So it's about 3am Wednesday morning, and it's around that time where I have began to feel. I mean, everybody feels right? Twitter culture would call it "simp hours" and that can also be another name for it, but right now, I can just feel all of my miserable, self-loathing tendencies resurfacing and I am SAD.
I feel like there's no other way to put it other than just SAD. Yes, depression is a thing, and so is anxiety, and maybe, just maybe, it's possible that it is both, but who am I to self diagnose myself with WebMD, because I've definitely tried that too. This is my attempt of being less sad and trying to perform an action without actually caring about what other people think because my world is dominated by the thoughts and opinions of others. Not a day goes by where I'm able to spend it completely on my own and be happy in my own decisions. I rely too heavily on everyone and am a very codependent person, and I am SIIIICK of it. I am so. Fucking. Sick. This of course leads to my feelings and all of the negativity that comes with it and understanding who I am as a person, I tend to blame all of that on the actions of those around me when I should really just be taking control of my reaction to everything that happens around me. The world stops for nobody, so you just gotta roll with the punches. (I think that's how that quote goes?)

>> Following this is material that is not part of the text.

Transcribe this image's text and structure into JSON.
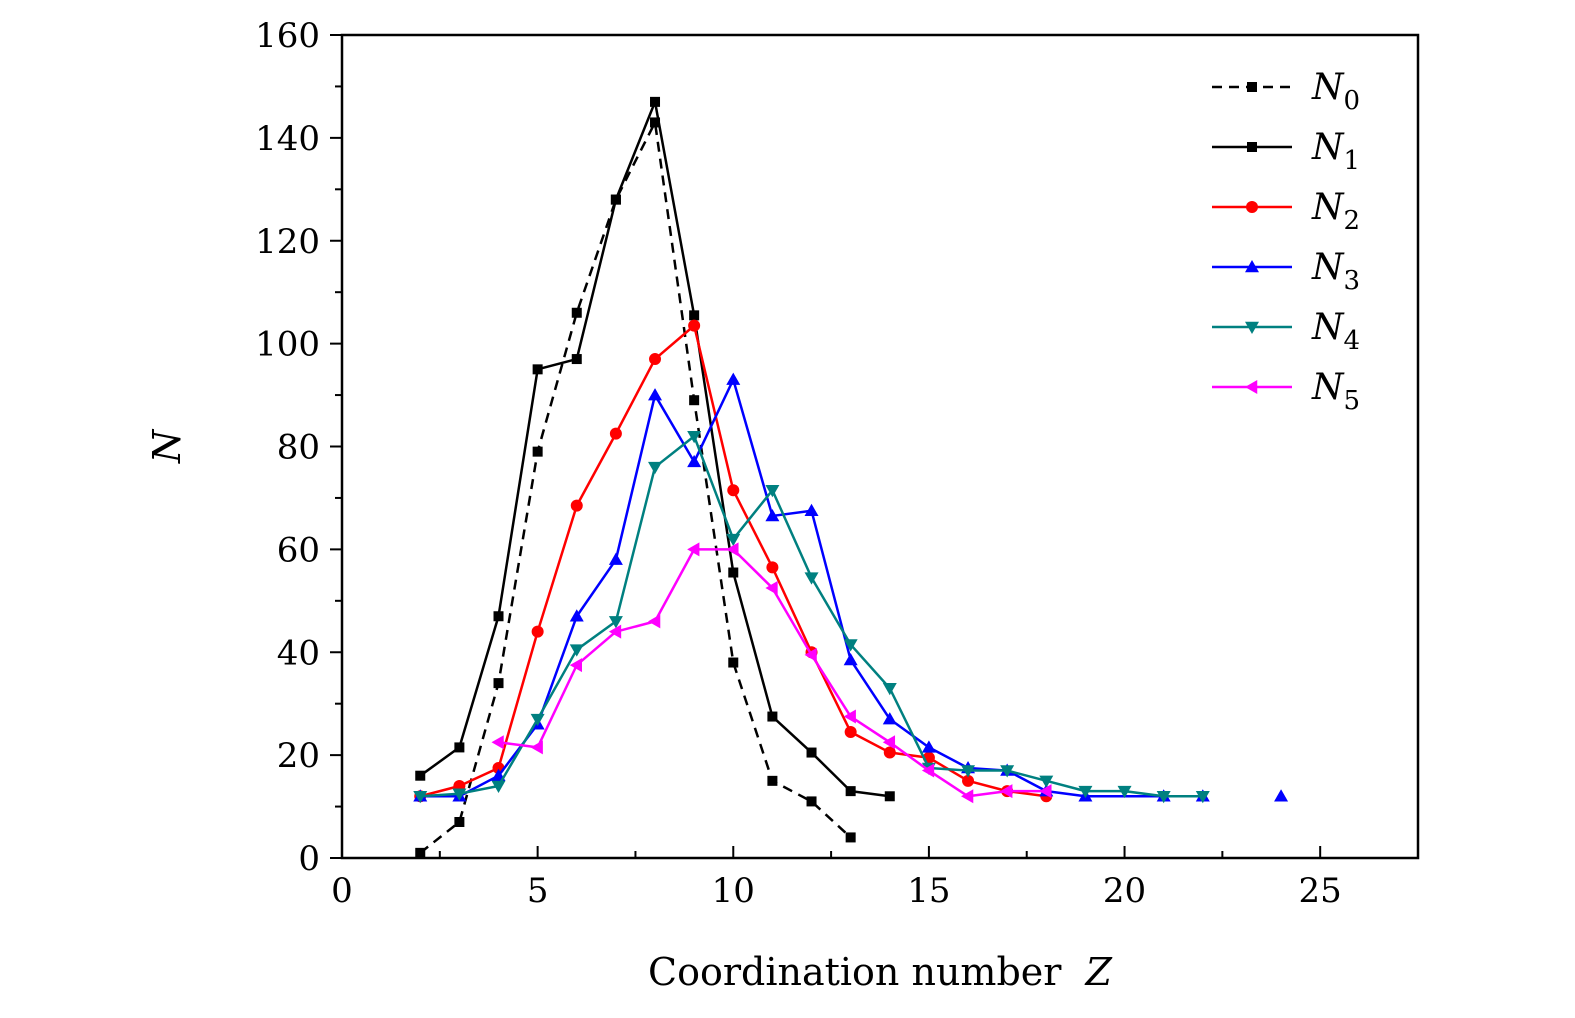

If you've ever read Albert Camus' Myth of Sisyphus, it's the perfect allegory of how I should be handling my life but I'm not. Long story short, Sisyphus is this guy that the gods got mad at because the gods are always mad at something, but they condemned him to Hell, to roll a huge boulder up a steep hill and reach the top, just for it to roll back down and him to do it all over again, for the rest of eternity. Now this task was meant to be torture, but our poor blessed soul, Sisyphus finds joy in this laborious task, and just as much as I was when I read this, the gods were really fucking confused. But he had snatched all of our wigs because he figured it out. Life is the boulder and we are Sisyphus. Until we die, we'll be pushing that boulder to the top of the hill and watching it roll back down again and again, and we could look at that boulder and the task ahead in two ways.
A) Think about how much if fucking sucks to have to push it up AGAIN after all of that hard work and be upset about it just going back down the hill
B) Do what Sisyphus does and find JOY in the task of pushing a boulder up a hill.
This is where it's important to control how you feel about a heavy boulder; because it is the only thing you can control. Life will always keep going, but you just gotta keep up.
So right now, to try and handle it all, my thing is photography. There have been others, but right now, and I'm trying really fucking hard to stick with it, it's photography. I know I'm an artist; I AM creative, I AM innovative, I AM expressive, I am confused on how to properly portray myself and master my own tendencies. So I have picked this one and I am learning how to not give up this time. When I was younger, I was a dancer, a writer, a reader, a mess of a child that got her fingers into way too much trouble that eventually bled into my adult life, which ultimately has seemed to ruin me. (but that's another topic). And with all of those wonderful and not so wonderful things that I have done, I never stuck with any of them. I'm not so sure if that's a good thing or a bad thing, but now I feel lost and without a purpose. So I'm making one out of photography and trying to really learn and juggle everything else that is getting thrown at me and working to take control of my emotions so that I can become a better person, because I may be pushing a boulder up a fucking hill, but I should at least try to be happy while doing it.